As for the specific $400 million selling price itself, any price GM could find above Saab’s liquidation value would be sufficient justification to sell the brand. The liquidation value of Saab refers to the total value GM could get by shutting down production and selling all of the company’s assets – factories, parts, cars, production equipment, etc. GM most certainly had calculated a figure for what it thought it could obtain by liquidating Saab’s assets, and the sales negotiations that failed prior to those with Spyker likely failed because offers were made for Saab below that liquidation value. If GM were to receive a bid for Saab at a price at or above liquidation value, the sale of Saab would then provide more financial gain than the closing of Saab, and GM should take it. Such is the case that likely occurred with Spyker’s bid.

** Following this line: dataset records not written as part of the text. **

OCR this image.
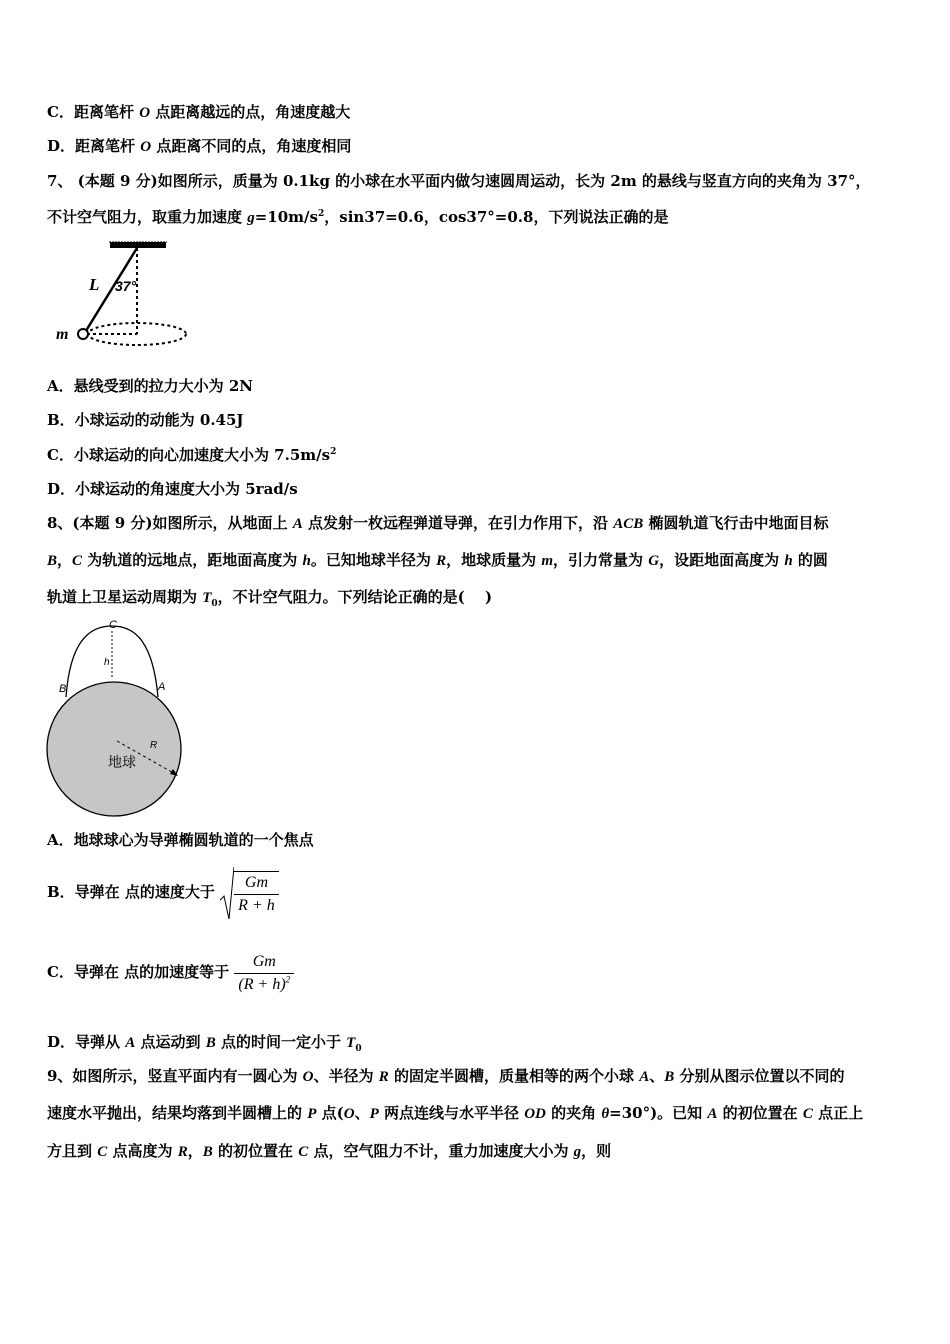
C．距离笔杆 O 点距离越远的点，角速度越大
D．距离笔杆 O 点距离不同的点，角速度相同
7、 (本题 9 分)如图所示，质量为 0.1kg 的小球在水平面内做匀速圆周运动，长为 2m 的悬线与竖直方向的夹角为 37°，
不计空气阻力，取重力加速度 $g=10m/s^2$，sin37=0.6，cos37°=0.8，下列说法正确的是
L 37°
m
A．悬线受到的拉力大小为 2N
B．小球运动的动能为 0.45J
C．小球运动的向心加速度大小为 $7.5m/s^2$
D．小球运动的角速度大小为 5rad/s
8、(本题 9 分)如图所示，从地面上 A 点发射一枚远程弹道导弹，在引力作用下，沿 ACB 椭圆轨道飞行击中地面目标
B，C 为轨道的远地点，距地面高度为 h。已知地球半径为 R，地球质量为 m，引力常量为 G，设距地面高度为 h 的圆
轨道上卫星运动周期为 $T_0$，不计空气阻力。下列结论正确的是(　 )
C
h
B	A
R
地球
A．地球球心为导弹椭圆轨道的一个焦点
B．导弹在 点的速度大于 $\frac{Gm}{R + h}$
C．导弹在 点的加速度等于 $\frac{Gm}{(R + h)^2}$
D．导弹从 A 点运动到 B 点的时间一定小于 $T_0$
9、如图所示，竖直平面内有一圆心为 O、半径为 R 的固定半圆槽，质量相等的两个小球 A、B 分别从图示位置以不同的
速度水平抛出，结果均落到半圆槽上的 P 点(O、P 两点连线与水平半径 OD 的夹角 θ=30°)。已知 A 的初位置在 C 点正上
方且到 C 点高度为 R，B 的初位置在 C 点，空气阻力不计，重力加速度大小为 g，则
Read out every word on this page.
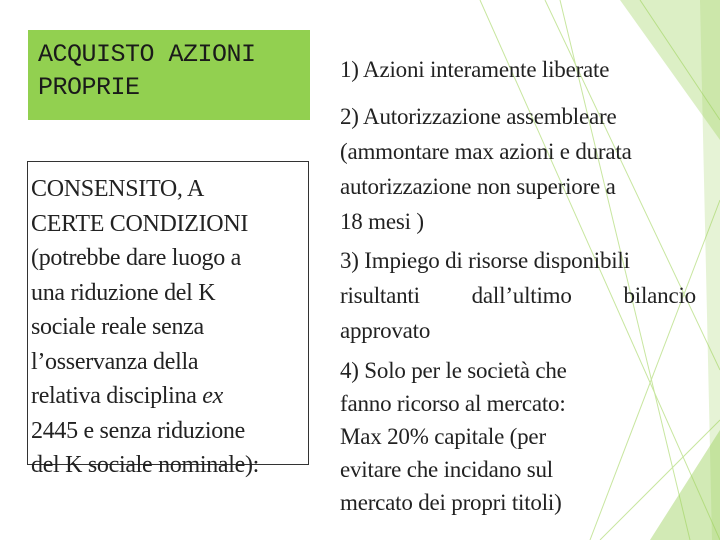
ACQUISTO AZIONI
PROPRIE
CONSENSITO, A
CERTE CONDIZIONI
(potrebbe dare luogo a
una riduzione del K
sociale reale senza
l’osservanza della
relativa disciplina ex
2445 e senza riduzione
del K sociale nominale):
1) Azioni interamente liberate
2) Autorizzazione assembleare
(ammontare max azioni e durata
autorizzazione non superiore a
18 mesi )
3) Impiego di risorse disponibili
risultanti dall’ultimo bilancio
approvato
4) Solo per le società che
fanno ricorso al mercato:
Max 20% capitale (per
evitare che incidano sul
mercato dei propri titoli)
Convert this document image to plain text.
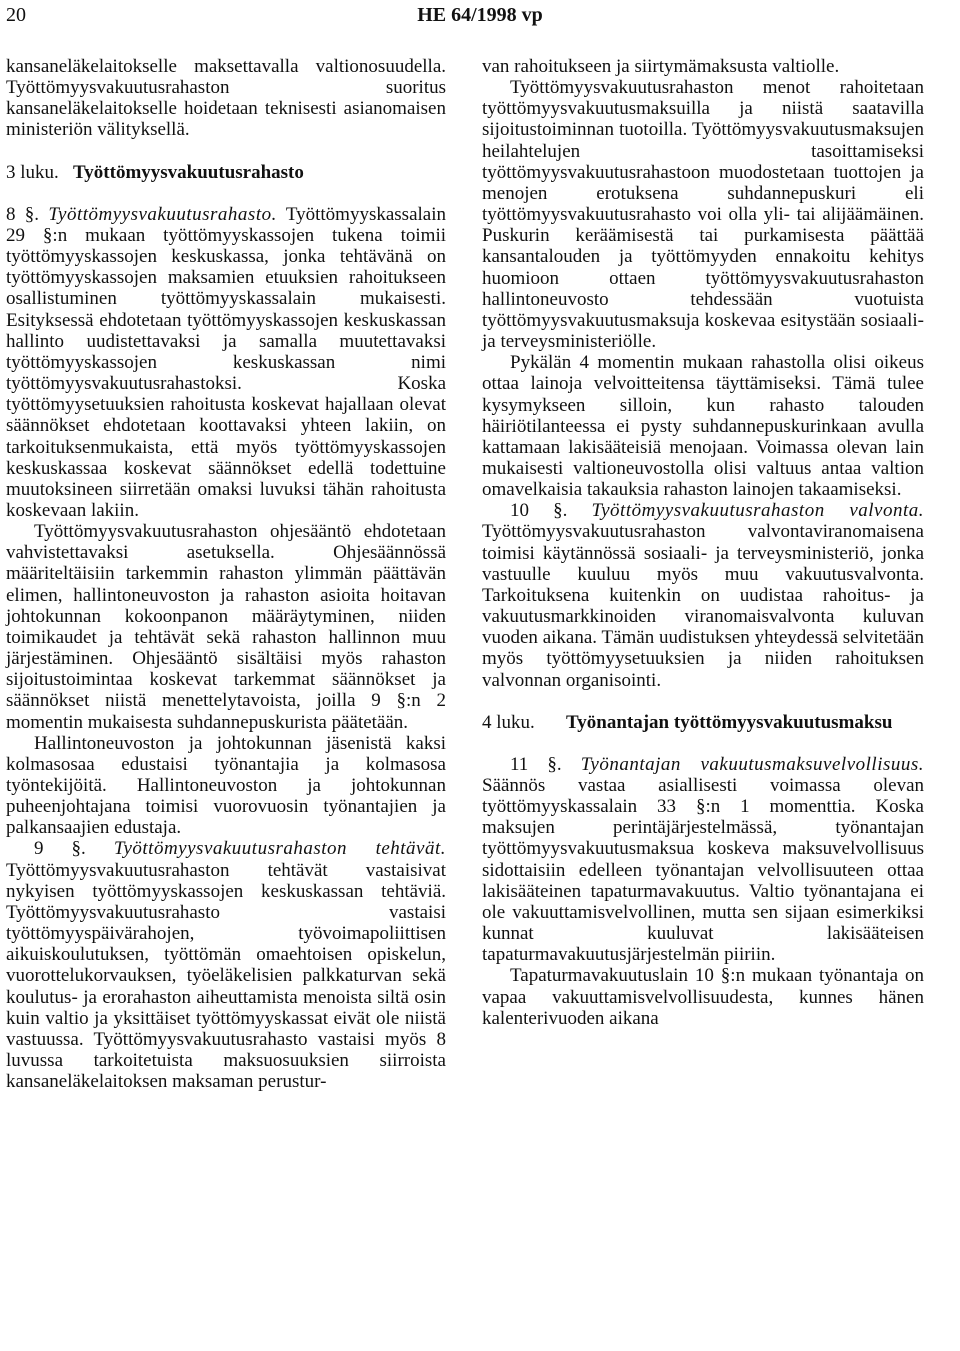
20	HE 64/1998 vp

kansaneläkelaitokselle maksettavalla valtionosuudella. Työttömyysvakuutusrahaston suoritus kansaneläkelaitokselle hoidetaan teknisesti asianomaisen ministeriön välityksellä.

3 luku. Työttömyysvakuutusrahasto

8 §. Työttömyysvakuutusrahasto. Työttömyyskassalain 29 §:n mukaan työttömyyskassojen tukena toimii työttömyyskassojen keskuskassa, jonka tehtävänä on työttömyyskassojen maksamien etuuksien rahoitukseen osallistuminen työttömyyskassalain mukaisesti. Esityksessä ehdotetaan työttömyyskassojen keskuskassan hallinto uudistettavaksi ja samalla muutettavaksi työttömyyskassojen keskuskassan nimi työttömyysvakuutusrahastoksi. Koska työttömyysetuuksien rahoitusta koskevat hajallaan olevat säännökset ehdotetaan koottavaksi yhteen lakiin, on tarkoituksenmukaista, että myös työttömyyskassojen keskuskassaa koskevat säännökset edellä todettuine muutoksineen siirretään omaksi luvuksi tähän rahoitusta koskevaan lakiin.

Työttömyysvakuutusrahaston ohjesääntö ehdotetaan vahvistettavaksi asetuksella. Ohjesäännössä määriteltäisiin tarkemmin rahaston ylimmän päättävän elimen, hallintoneuvoston ja rahaston asioita hoitavan johtokunnan kokoonpanon määräytyminen, niiden toimikaudet ja tehtävät sekä rahaston hallinnon muu järjestäminen. Ohjesääntö sisältäisi myös rahaston sijoitustoimintaa koskevat tarkemmat säännökset ja säännökset niistä menettelytavoista, joilla 9 §:n 2 momentin mukaisesta suhdannepuskurista päätetään.

Hallintoneuvoston ja johtokunnan jäsenistä kaksi kolmasosaa edustaisi työnantajia ja kolmasosa työntekijöitä. Hallintoneuvoston ja johtokunnan puheenjohtajana toimisi vuorovuosin työnantajien ja palkansaajien edustaja.

9 §. Työttömyysvakuutusrahaston tehtävät. Työttömyysvakuutusrahaston tehtävät vastaisivat nykyisen työttömyyskassojen keskuskassan tehtäviä. Työttömyysvakuutusrahasto vastaisi työttömyyspäivärahojen, työvoimapoliittisen aikuiskoulutuksen, työttömän omaehtoisen opiskelun, vuorottelukorvauksen, työeläkelisien palkkaturvan sekä koulutus- ja erorahaston aiheuttamista menoista siltä osin kuin valtio ja yksittäiset työttömyyskassat eivät ole niistä vastuussa. Työttömyysvakuutusrahasto vastaisi myös 8 luvussa tarkoitetuista maksuosuuksien siirroista kansaneläkelaitoksen maksaman perustur-

van rahoitukseen ja siirtymämaksusta valtiolle.

Työttömyysvakuutusrahaston menot rahoitetaan työttömyysvakuutusmaksuilla ja niistä saatavilla sijoitustoiminnan tuotoilla. Työttömyysvakuutusmaksujen heilahtelujen tasoittamiseksi työttömyysvakuutusrahastoon muodostetaan tuottojen ja menojen erotuksena suhdannepuskuri eli työttömyysvakuutusrahasto voi olla yli- tai alijäämäinen. Puskurin keräämisestä tai purkamisesta päättää kansantalouden ja työttömyyden ennakoitu kehitys huomioon ottaen työttömyysvakuutusrahaston hallintoneuvosto tehdessään vuotuista työttömyysvakuutusmaksuja koskevaa esitystään sosiaali- ja terveysministeriölle.

Pykälän 4 momentin mukaan rahastolla olisi oikeus ottaa lainoja velvoitteitensa täyttämiseksi. Tämä tulee kysymykseen silloin, kun rahasto talouden häiriötilanteessa ei pysty suhdannepuskurinkaan avulla kattamaan lakisääteisiä menojaan. Voimassa olevan lain mukaisesti valtioneuvostolla olisi valtuus antaa valtion omavelkaisia takauksia rahaston lainojen takaamiseksi.

10 §. Työttömyysvakuutusrahaston valvonta. Työttömyysvakuutusrahaston valvontaviranomaisena toimisi käytännössä sosiaali- ja terveysministeriö, jonka vastuulle kuuluu myös muu vakuutusvalvonta. Tarkoituksena kuitenkin on uudistaa rahoitus- ja vakuutusmarkkinoiden viranomaisvalvonta kuluvan vuoden aikana. Tämän uudistuksen yhteydessä selvitetään myös työttömyysetuuksien ja niiden rahoituksen valvonnan organisointi.

4 luku.	Työnantajan työttömyysvakuutusmaksu

11 §. Työnantajan vakuutusmaksuvelvollisuus. Säännös vastaa asiallisesti voimassa olevan työttömyyskassalain 33 §:n 1 momenttia. Koska maksujen perintäjärjestelmässä, työnantajan työttömyysvakuutusmaksua koskeva maksuvelvollisuus sidottaisiin edelleen työnantajan velvollisuuteen ottaa lakisääteinen tapaturmavakuutus. Valtio työnantajana ei ole vakuuttamisvelvollinen, mutta sen sijaan esimerkiksi kunnat kuuluvat lakisääteisen tapaturmavakuutusjärjestelmän piiriin.

Tapaturmavakuutuslain 10 §:n mukaan työnantaja on vapaa vakuuttamisvelvollisuudesta, kunnes hänen kalenterivuoden aikana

Although GM and Spyker speak of how excited they are to save the “iconic” 60-year brand of Saab automotives, at the end of the day it all comes down to the financials. GM was ready to rid of Saab and received the best value it could, while Spyker saw Saab as an opportunity for growth and profits. Despite the arguably low sale price, GM did what was best for its shareholders and growth strategy for the future, and in turn, got a great deal.
For a more specific timeline and deal history, click here
Very well thought out post. On paper one would definitely think GM was getting the bad side of the stick in this arrangement but you make a compelling case for why that's not necessarily so.
ReplyDeleteWhat I'm curious to see, however, is whether Spyker proves capable of effectively running a company such as Saab which in itself is larger than Spyker. It's not a light mission to undertake. But it certainly provides a mutual benefit to each company - it helps GM stay afloat by ensuring they receive a value higher than their liquidation rate and potentially gives Spyker a huge upside if they can turn things around for Saab.
Thank you for your comments, and I'm glad you found it interesting. I plan on doing a follow-on post, which will discuss whether the Saab purchase will prove viable for Spyker. Spyker now sells 30 to 50 custom luxury sports cars per year, while Saab sold 40,000 cars last year and 100,000 cars the year before. As you mentioned, it is most certainly a change in pace for Spyker.